Visualization of hierarchical clustering. Diagram illustrating the agglomerative hierarchical clustering performed, using SNP genotypes, for the development of the Knowledge Base Network used to form HBeeID. Labels indicate the position of the respective groups and the level at which they clustered. The proportional graphs below show the genotype profile of honey bee samples for the 272 SNPs for selected nodes. The length of the bars represents the proportion of 0 (Green), 1 (Gray), or 2 (Pink) genotype in the honey bee samples that comprise each node. The higher the bar the higher the proportion of the corresponding state

Development of DAPC objects for each node of the dendrogram

The Knowledge Base Network (KBN), whose development is described in the previous section of Implementation, consists of a representation of the relationships between the reference samples at different levels of organization. The reference samples proceed from a general grouping of all samples to specific subgroups of closely related samples. At the origin of the KBN, all the 874 reference samples are present as one cluster with their assignation as belonging to either African or European lines. This assignation was based on results from the hierarchical agglomerative cluster, which used similarities of SNP genotypes to group the reference samples. Groups of samples were then labeled as per their corresponding geographic origin. As an unknown sample proceeds through each node of the KBN, it is compared to each node’s specific grouped reference samples. And, depending on its affinity, it is diverted to the subsequent node whose reference samples it most closely matches. The process is repeated until the unknown sample reaches the end of the network.

To create a tool that allows the assignation of unknown samples, it was necessary to generate a structure that contained genotype information of the respective reference samples that belonged to each node. This structure, which we refer to as HBeeID, consists of a series of R objects generated for each node that include the genotype information of the reference samples as per their respective groups to which they are assigned. Each of the R objects was generated by using the cross-validation function {xvaldapc}, which uses the group assignation of 90% of the samples as the training dataset {training.set = 0.9} and the remaining 10% as test samples.

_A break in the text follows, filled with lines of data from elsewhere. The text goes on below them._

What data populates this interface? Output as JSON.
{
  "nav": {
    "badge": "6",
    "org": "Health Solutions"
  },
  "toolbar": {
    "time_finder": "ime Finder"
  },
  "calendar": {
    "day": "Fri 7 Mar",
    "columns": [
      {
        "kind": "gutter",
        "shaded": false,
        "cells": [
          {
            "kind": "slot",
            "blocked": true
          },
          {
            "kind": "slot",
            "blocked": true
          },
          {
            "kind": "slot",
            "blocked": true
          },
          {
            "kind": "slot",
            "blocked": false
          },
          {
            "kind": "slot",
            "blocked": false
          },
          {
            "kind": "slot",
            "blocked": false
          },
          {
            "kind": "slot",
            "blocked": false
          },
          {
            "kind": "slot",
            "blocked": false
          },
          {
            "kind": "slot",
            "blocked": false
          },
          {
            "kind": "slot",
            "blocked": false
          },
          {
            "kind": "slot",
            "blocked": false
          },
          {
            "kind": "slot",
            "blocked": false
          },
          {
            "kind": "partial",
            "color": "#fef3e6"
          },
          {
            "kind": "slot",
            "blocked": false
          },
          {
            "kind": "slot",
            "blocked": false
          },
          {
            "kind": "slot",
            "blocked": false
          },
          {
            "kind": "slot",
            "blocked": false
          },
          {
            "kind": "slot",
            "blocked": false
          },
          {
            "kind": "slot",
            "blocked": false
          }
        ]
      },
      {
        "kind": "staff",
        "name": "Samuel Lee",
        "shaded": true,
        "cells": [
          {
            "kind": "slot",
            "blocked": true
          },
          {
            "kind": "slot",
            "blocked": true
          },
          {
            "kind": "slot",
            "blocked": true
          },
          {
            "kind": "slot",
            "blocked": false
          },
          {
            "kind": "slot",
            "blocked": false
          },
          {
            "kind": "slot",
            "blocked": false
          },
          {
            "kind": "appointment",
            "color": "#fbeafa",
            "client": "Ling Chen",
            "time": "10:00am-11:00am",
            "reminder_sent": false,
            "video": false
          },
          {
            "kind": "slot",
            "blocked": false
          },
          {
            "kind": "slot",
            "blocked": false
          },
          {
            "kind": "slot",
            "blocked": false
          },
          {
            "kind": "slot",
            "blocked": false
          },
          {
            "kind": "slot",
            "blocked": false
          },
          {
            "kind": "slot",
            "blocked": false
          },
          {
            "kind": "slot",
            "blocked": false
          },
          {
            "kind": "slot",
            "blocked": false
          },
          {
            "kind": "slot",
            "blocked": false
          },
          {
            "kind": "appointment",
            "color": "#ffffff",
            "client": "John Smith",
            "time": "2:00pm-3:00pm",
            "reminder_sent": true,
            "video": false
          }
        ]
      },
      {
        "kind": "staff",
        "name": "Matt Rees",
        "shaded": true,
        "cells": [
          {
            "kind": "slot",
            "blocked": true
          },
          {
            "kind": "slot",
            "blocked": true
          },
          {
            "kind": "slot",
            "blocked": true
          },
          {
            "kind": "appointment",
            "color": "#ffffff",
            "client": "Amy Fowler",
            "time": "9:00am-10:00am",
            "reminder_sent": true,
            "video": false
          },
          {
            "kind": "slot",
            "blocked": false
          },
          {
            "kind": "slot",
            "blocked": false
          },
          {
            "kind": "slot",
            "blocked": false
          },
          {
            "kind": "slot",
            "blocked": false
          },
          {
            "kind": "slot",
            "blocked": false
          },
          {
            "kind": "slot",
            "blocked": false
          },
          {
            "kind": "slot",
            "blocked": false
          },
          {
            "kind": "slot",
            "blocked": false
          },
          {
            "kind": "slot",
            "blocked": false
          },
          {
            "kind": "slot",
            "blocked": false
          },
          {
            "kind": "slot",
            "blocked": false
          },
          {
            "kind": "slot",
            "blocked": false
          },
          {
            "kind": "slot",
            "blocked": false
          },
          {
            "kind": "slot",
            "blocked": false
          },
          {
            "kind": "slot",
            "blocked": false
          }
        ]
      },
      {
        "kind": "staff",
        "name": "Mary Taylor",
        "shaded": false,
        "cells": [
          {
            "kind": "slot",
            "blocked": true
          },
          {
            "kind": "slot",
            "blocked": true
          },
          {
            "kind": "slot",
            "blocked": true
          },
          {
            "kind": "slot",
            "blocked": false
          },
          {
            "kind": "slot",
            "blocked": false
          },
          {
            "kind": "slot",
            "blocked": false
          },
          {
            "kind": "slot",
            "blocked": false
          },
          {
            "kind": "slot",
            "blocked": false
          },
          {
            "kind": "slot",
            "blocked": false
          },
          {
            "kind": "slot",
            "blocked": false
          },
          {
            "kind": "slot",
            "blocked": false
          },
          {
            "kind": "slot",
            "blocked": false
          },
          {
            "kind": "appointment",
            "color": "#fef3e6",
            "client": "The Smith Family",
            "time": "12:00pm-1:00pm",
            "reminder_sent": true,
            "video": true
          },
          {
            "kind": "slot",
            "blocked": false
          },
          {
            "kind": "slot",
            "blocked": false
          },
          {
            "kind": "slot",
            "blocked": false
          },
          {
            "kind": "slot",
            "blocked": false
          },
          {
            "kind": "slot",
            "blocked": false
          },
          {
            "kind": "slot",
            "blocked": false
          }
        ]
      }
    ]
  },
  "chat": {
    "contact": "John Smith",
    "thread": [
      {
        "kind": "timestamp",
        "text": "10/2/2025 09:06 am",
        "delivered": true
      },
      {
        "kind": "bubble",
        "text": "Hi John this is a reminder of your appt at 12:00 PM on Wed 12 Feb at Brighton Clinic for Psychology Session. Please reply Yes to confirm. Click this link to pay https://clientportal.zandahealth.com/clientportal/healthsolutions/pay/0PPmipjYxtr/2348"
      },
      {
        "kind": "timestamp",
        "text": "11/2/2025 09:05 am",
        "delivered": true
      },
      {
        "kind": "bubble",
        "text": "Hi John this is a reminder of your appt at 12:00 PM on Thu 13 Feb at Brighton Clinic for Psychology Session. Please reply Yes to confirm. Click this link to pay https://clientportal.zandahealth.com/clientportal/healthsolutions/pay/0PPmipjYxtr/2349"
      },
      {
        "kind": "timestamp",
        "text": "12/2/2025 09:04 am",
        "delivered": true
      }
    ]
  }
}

HBeeID consists of R code reflecting a series of predict-functions which at each node take the appropriate R object, described above, as input along with the SNP genotypes of an unknown sample to be identified. After processing at each node, the unknown sample is then directed to the following nodes to which it has the greatest affinity. The process continues until the final assignment for the unknown sample is reached.

Development of the HBeeID tool to predict the assignation of unknown samples

The HBeeID tool presented herein is an R-based tool that utilizes genotype SNP data to determine the assignation of unknown samples by matching the SNP profile of the unknown sample with that of the reference samples. The reference dataset used by HBeeID to predict the assignation of the unknown samples consists of 874 reference samples and their respective genotypes for 272 SNPs. The process of matching the SNP profile of the unknown samples with reference samples takes place at different levels (Tier I—Level A, B, C, D, and E and Tier II), as illustrated in Fig. 4. At the Tier I-level A, Predict Function takes as input the DAPC object containing information as to the genotypes of the 874 reference samples assigned to the A_1 (Africa Line) and A_2 (Europe/Asia Line) nodes along with the 272 SNP genotypes of the unknown samples. The unknown samples are assigned to either the A_1 or A_2 line based on the similarity of SNP genotype profiles. Assignment at subsequent levels (B-E) and nodes proceeds in the same manner. The unknown samples receive their final assignation at the terminal nodes of level D for the Europe/Asia Line, and Level E for the Africa Line. The final assignations for the unknown samples are then exported. Unknown samples that in Tier I are assigned to nodes B_1_1 (scutellata/capensis); C_1_2_1 (Madagascar/Seychelles), and D_1_2_2_2 (Malta/Tunisia) receive two assignations. To obtain single assignations, the genotypes of these samples along with DAPC objects containing the genotypes of reference samples were given as input to the TIER II level.

Population genomics

Principle component analysis

Principle Component Analysis (PCA) was used to visualize the segregation of the 874 HB samples utilized to generate HBeeID (JMP, Version 14. SAS Institute Inc., Cary, NC, 1989–2021) (Fig. 5a). The main text includes an image of component 1 of the PCA analysis (Fig. 5a), but we strongly encourage the reader to also see the results of this analysis as an interactive three-dimensional PCA plot in Additional file 5, where the relationship between samples can more accurately be seen in three-dimensional space, using different perspectives, and by selecting samples from different countries.

Fig. 5
figure 5

a, b, c. a Genotypic relationship of honey bee samples. PCA plot generated using 874 HB samples genotyped with 272 SNPs using the Fluidigm genotyping platform. The reader is encouraged to see the interactive 3D version of this figure available to download in the supplementary section as Additional file 5_3D interactive plot and on github or Additional file 5 (html interface). b PCA plot of a subset of all samples from Africa, Italy, Malta, Israel, the Iberian Peninsula, Turkey, and the Republic of Georgia demarcated as per the HB group assignation given when using reference set III. c PCA of HB samples identified as per their assignation to the A, C, M, or O groups obtained in the GeneClass2 analysis run with reference set III

Prior to the analysis, a singular value decomposition (SVD) imputation was performed on the 272 SNP genotypes across all 874 samples to replace missing genotypes with imputed values. Imputed genotypes for the 272 SNPs for all 874 samples were given as input to the principal component function under the multivariate methods of JMP to generate Principal Component 1 (PC1) and Principal component 2 (PC2), these were imported into the graph builder function to generate PCA plots that visualized the relationship of the reference samples to each other. Principle component analysis is a variable reduction technique that finds a linear combination of variables that explains the variance among the samples. The PCA plots therefore represent the similarities of samples when considering all the SNPs included in the analysis and allow us to plot in only two dimensions.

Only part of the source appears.